On se demande bien pourquoi d’ailleurs…

John Bull et autres françois 1 vous parlez de peur souvent et vous élaborez sur la clarté puisque vous ressentez la peur que le projet réussisse. Autrement vous ne mettriez toute cette énergie à détester et à mépriser vos adversaires politiques.

La haine et la détestation sont l’apanage des esprits frustrés et fragilisés par la colère.

Vous êtes devenus contre productifs à force de répéter les mêmes messages hargneux et vous vous êtes isolés, marginalisés.

Finalement, lorsque l’on voit un message de l’un de vous, on s’amuse bien de la démonstration de votre désespérance.

Et bonne veille électorale… On prendra un ballon de rouge à votre santé !

Bonjour! Bloguistes chez JFL. Oui, j’attends de le choc des cultures des deux solitudes,présentes
même dans l’aile NPD québécoise. Sans compter celles présentes – de tout temps – dans le NPD fédératif:les deux représentants,l’un l’ainé acadien du Nouveau-Brunswick ,le junior Thomas Mulcair du Québec, ex-Ministre de l’Environnement libéral du Gouvernement Jean-Charest avant leur brouille politique. De toute façon, je me suis trompé de sujet. Je voulais traiter dans un 2e texte celui du « Le Bloc doit-il mourir? ». « Mourir de quoi? ». D’excès de dialogues à la Chambre des Communes de la Fédération canadienne d’avant 1982 du « building nation » de P.E.T. et de sa Charte des Droits et Libertés qui suit celle du PM René-Lévesque « Chartre des Droits de la Personne » et aussi celles d’autres Provinces, précédant la fédérative et la québécoise.

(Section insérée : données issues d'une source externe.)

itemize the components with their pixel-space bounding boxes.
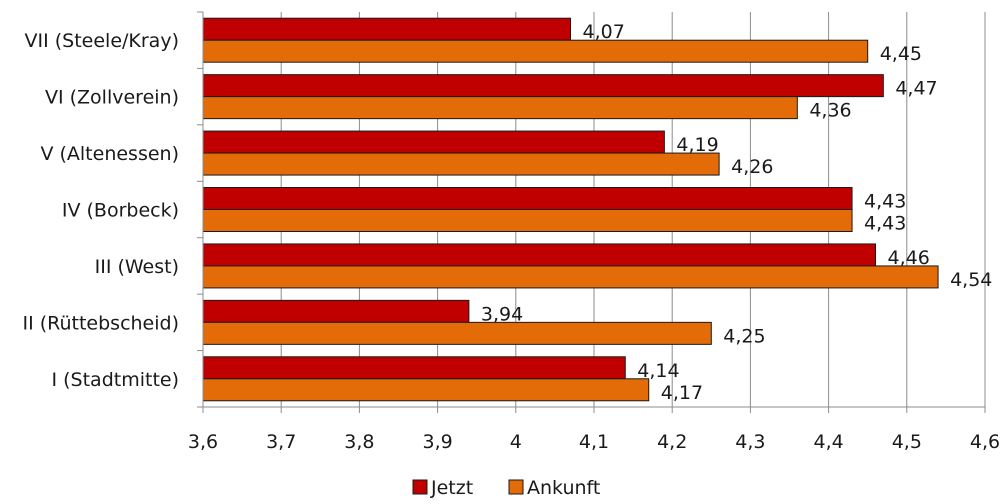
x-tick-label: 3,6 <box>188 431 218 453</box>
bar-jetzt <box>202 243 877 267</box>
data-label: 4,26 <box>731 156 773 178</box>
x-tick-label: 3,7 <box>266 431 296 453</box>
data-label: 4,46 <box>888 247 930 269</box>
data-label: 4,25 <box>723 325 765 347</box>
x-tick-label: 4,1 <box>579 431 609 453</box>
x-tick-label: 4,5 <box>892 431 922 453</box>
bar-ankunft <box>202 39 869 63</box>
bar-ankunft <box>202 96 798 120</box>
category-label: III (West) <box>95 256 179 278</box>
legend-swatch-jetzt <box>412 479 428 495</box>
legend-label: Jetzt <box>430 477 473 499</box>
category-label: VI (Zollverein) <box>45 87 179 109</box>
data-labels: 4,07 4,45 4,47 4,36 4,19 4,26 4,434,43 4,46 4,54… <box>481 21 993 404</box>
category-label: I (Stadtmitte) <box>51 369 179 391</box>
category-label: IV (Borbeck) <box>62 200 179 222</box>
category-label: V (Altenessen) <box>40 143 179 165</box>
data-label: 4,45 <box>880 43 922 65</box>
bar-ankunft <box>202 321 712 345</box>
bar-jetzt <box>202 299 470 323</box>
category-label: II (Rüttebscheid) <box>22 312 179 334</box>
bar-jetzt <box>202 356 626 380</box>
category-labels: VII (Steele/Kray) VI (Zollverein) V (Alten… <box>22 30 179 391</box>
legend-swatch-ankunft <box>508 479 524 495</box>
bar-jetzt <box>202 17 572 41</box>
bars <box>202 17 939 402</box>
data-label: 4,47 <box>895 78 937 100</box>
x-tick-label: 4,2 <box>657 431 687 453</box>
bar-ankunft <box>202 378 650 402</box>
data-label: 4,36 <box>809 100 851 122</box>
x-tick-labels: 3,6 3,7 3,8 3,9 4 4,1 4,2 4,3 4,4 4,5 4,6 <box>188 431 1000 453</box>
bar-ankunft <box>202 152 720 176</box>
data-label: 4,43 <box>864 191 906 213</box>
bar-jetzt <box>202 187 853 210</box>
data-label: 4,07 <box>583 21 625 43</box>
x-tick-label: 4,6 <box>970 431 1000 453</box>
x-tick-label: 4 <box>510 431 522 453</box>
bar-jetzt <box>202 130 665 154</box>
bar-jetzt <box>202 74 884 98</box>
legend-label: Ankunft <box>527 477 600 499</box>
data-label: 4,43 <box>864 213 906 235</box>
category-label: VII (Steele/Kray) <box>25 30 180 52</box>
data-label: 3,94 <box>481 303 523 325</box>
axes <box>197 11 986 413</box>
data-label: 4,19 <box>676 134 718 156</box>
x-tick-label: 3,8 <box>344 431 374 453</box>
data-label: 4,14 <box>637 360 679 382</box>
bar-ankunft <box>202 265 939 289</box>
data-label: 4,17 <box>661 382 703 404</box>
legend: Jetzt Ankunft <box>412 477 600 499</box>
data-label: 4,54 <box>950 269 992 291</box>
bar-ankunft <box>202 209 853 232</box>
x-tick-label: 3,9 <box>422 431 452 453</box>
x-tick-label: 4,3 <box>735 431 765 453</box>
x-tick-label: 4,4 <box>813 431 843 453</box>
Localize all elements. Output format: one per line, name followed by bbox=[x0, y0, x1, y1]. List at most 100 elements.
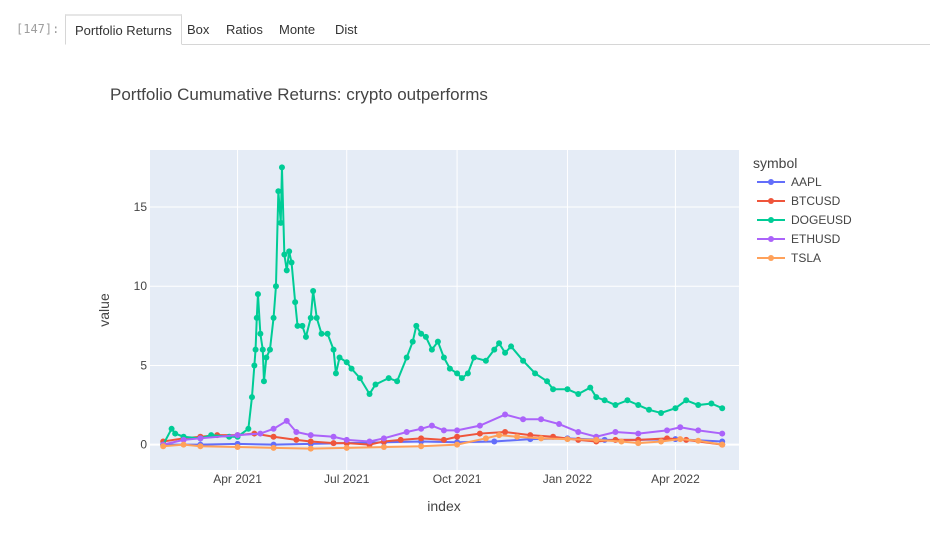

Tout en poursuivant l’excès de dialogues à la Chambre des Communes avec tous les autres PMs du Canada, qui ont suivi feu Pierre-Elliott-Trudeau, depuis déjà 29 ans ou plutôt 34 ans. Puisque le Gouvernemnt PCC Stephen Harper minoritaire en jan./2206 est devenu majoritaire le 02 mai 2011, jusqu’en 2015, sinon 2016 s’il le désire: ça nous fait une belle jambe! En futurs d’excès dialogues à la Chambre des Communes de la Fédération canadienne.
Oh! j’oublais la Nation reconnue par le Gouvernement Stephen Harper en 2009. L’ainée et la fondatrice de la Nouvelle-France:1534-1763, traité de Versailles à Paris, soit 229 ans. Contre l’ère exécrable de 248 ans:(1763-1867), suivie de celle du mésirable Acte de l’Amérique britannique du Nord/AABN de l867 à 1982, lors de son Rapatriement unilétéral par feu P.E.T. et depuis poursuivant sans cesse le « bulding nation » de 1982 à nos jours, soit jusqu’en mai 2011, s’étirant politiquement jusqu’en 2015/2016. C’Est un peu, beaucoup l’histoire de l’Irlande qui se répète mais avec le dépôt d’un bulletin de vote dans l’urne que plutôt le fusil jusqu’ici. Espérons qu’il en sera toujours ainsi: malgré le « mourir en excès de dialogues à la Chambre des Communes de la Fédération canadienne, lieu toujours privilégié en changements constitutionnels unilatéraux, style de rapatriement de 1962 à la Pierre-Elliott-Trudeau. La fatique politique des dialogues s’installe, particulièrement au Québec. Et les deux mots, qui font sursauter et qui sont haîs par toutes les parties politiques – tant au Québec que dans le Reste-du-Canada/ROC – sont « SOUVERAINTÉ ET RÉFÉRENDUM ». Alors, faisons comme la Fédération canadienne a toujours fait, en utilisant uniquement que le pouvoir électif, soit les élu-e-s de la Chambre des Communes. Le fondement démocratique utilisé jusqu’ici, soit par les Élections – aux quatre ou cinq ans et permises par l’actuelle Constitution fédérative de 1982. Et que le Québec, menu des mêmes pouvoirs électifs, procède de cette unique façon. À la prochaine.